12/04/2017

Chemin de Croix, méditations du bx Marie-Eugène de l'E.-J.

Chemin de Croix Carmel
" Et moi, élevé de terre, j'attirerai tous les hommes à moi. " (Jn 12,32)

1. Jésus est condamné à mort


" Ils crièrent: 'Crucifie-le!' Pilate alors, voulant contenter la foule, après avoir fait flageller Jésus, le livra pour être crucifié " (Mc 15,14-16).

O Jésus, ... Votre chair frémit, et votre âme frémit: vous, la Vie, vous entendez un arrêt de mort. Vous êtes Dieu, le Dieu fort, mais vous êtes un homme aussi, et vous voulez le montrer. Mystère!

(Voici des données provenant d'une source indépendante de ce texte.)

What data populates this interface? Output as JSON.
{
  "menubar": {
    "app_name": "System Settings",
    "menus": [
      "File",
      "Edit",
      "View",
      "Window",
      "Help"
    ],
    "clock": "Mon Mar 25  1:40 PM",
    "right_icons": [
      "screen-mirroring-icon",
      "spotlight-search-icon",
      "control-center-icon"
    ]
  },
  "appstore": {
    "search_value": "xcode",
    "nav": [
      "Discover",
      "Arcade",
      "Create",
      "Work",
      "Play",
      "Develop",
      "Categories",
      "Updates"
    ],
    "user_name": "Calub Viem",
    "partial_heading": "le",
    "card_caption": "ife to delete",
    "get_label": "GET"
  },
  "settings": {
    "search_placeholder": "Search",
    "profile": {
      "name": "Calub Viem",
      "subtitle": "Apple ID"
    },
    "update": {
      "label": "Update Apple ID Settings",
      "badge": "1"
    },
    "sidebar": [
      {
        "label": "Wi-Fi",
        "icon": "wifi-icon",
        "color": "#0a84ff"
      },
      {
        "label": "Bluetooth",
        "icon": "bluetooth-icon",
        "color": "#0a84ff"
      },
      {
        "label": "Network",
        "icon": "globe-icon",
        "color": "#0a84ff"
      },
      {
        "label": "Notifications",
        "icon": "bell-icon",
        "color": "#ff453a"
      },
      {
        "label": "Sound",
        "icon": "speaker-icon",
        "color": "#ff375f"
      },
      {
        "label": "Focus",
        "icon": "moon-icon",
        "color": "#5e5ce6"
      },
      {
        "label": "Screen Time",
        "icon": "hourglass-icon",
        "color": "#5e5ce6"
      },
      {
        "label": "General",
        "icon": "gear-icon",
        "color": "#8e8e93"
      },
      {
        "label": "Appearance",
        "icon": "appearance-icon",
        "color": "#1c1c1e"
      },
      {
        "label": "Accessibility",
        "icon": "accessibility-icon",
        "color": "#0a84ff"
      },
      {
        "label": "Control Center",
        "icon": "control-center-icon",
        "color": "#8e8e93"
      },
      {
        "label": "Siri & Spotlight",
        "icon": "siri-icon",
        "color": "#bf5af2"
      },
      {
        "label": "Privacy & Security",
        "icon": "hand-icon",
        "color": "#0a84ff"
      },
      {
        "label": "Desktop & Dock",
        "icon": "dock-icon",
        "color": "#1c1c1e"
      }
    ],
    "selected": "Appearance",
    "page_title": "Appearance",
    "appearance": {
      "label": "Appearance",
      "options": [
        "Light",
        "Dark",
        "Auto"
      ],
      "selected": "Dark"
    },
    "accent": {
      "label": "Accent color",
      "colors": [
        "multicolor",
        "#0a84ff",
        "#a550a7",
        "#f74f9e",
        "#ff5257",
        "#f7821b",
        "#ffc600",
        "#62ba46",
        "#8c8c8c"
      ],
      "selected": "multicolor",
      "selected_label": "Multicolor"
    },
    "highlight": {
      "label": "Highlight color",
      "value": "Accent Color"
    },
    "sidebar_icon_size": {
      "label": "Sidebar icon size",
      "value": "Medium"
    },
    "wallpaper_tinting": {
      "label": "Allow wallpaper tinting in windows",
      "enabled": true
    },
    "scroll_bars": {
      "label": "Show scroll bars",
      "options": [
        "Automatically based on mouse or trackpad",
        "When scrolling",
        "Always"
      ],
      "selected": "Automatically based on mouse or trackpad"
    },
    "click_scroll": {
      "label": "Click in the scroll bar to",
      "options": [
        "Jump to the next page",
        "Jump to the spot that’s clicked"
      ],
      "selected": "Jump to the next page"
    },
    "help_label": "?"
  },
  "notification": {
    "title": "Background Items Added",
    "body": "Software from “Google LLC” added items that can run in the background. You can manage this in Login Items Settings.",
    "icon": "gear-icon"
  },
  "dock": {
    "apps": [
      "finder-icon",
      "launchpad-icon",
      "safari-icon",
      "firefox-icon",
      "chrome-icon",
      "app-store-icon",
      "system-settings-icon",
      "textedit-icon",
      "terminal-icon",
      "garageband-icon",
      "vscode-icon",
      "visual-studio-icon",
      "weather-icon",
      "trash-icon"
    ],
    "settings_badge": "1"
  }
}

Ce Dieu fort a une humanité qui frémit, volontairement il est vrai, mais réellement. Vous frémissez devant l'arrêt de mort, devant la séparation de cette chair que vous a donnée la Vierge Marie et de cette âme que vous a donnée l'Esprit-Saint. La divinité restera attachée à votre chair et à l'âme, mais votre âme humaine et votre chair vont se séparer.

Cette mort doit survenir pour nous aussi, notre âme se séparera de notre corps. Pour vous, c'est une condamnation, pour nous, ce sera un voile qui se déchirera et notre âme libérée vous contemplera. O Jésus, vous avez frémi et nous aussi, nous sommes tentés de frémir devant la mort. Vous êtes la Vie et nous aimons la vie. Par le mérite de votre mort, par l'acceptation de votre mort, apprenez-nous à l'accepter, obtenez-nous de la voir pour ce qu'elle est: la déchirure du voile, l'ouverture d'une porte, une lumière qui paraîtra à nos yeux.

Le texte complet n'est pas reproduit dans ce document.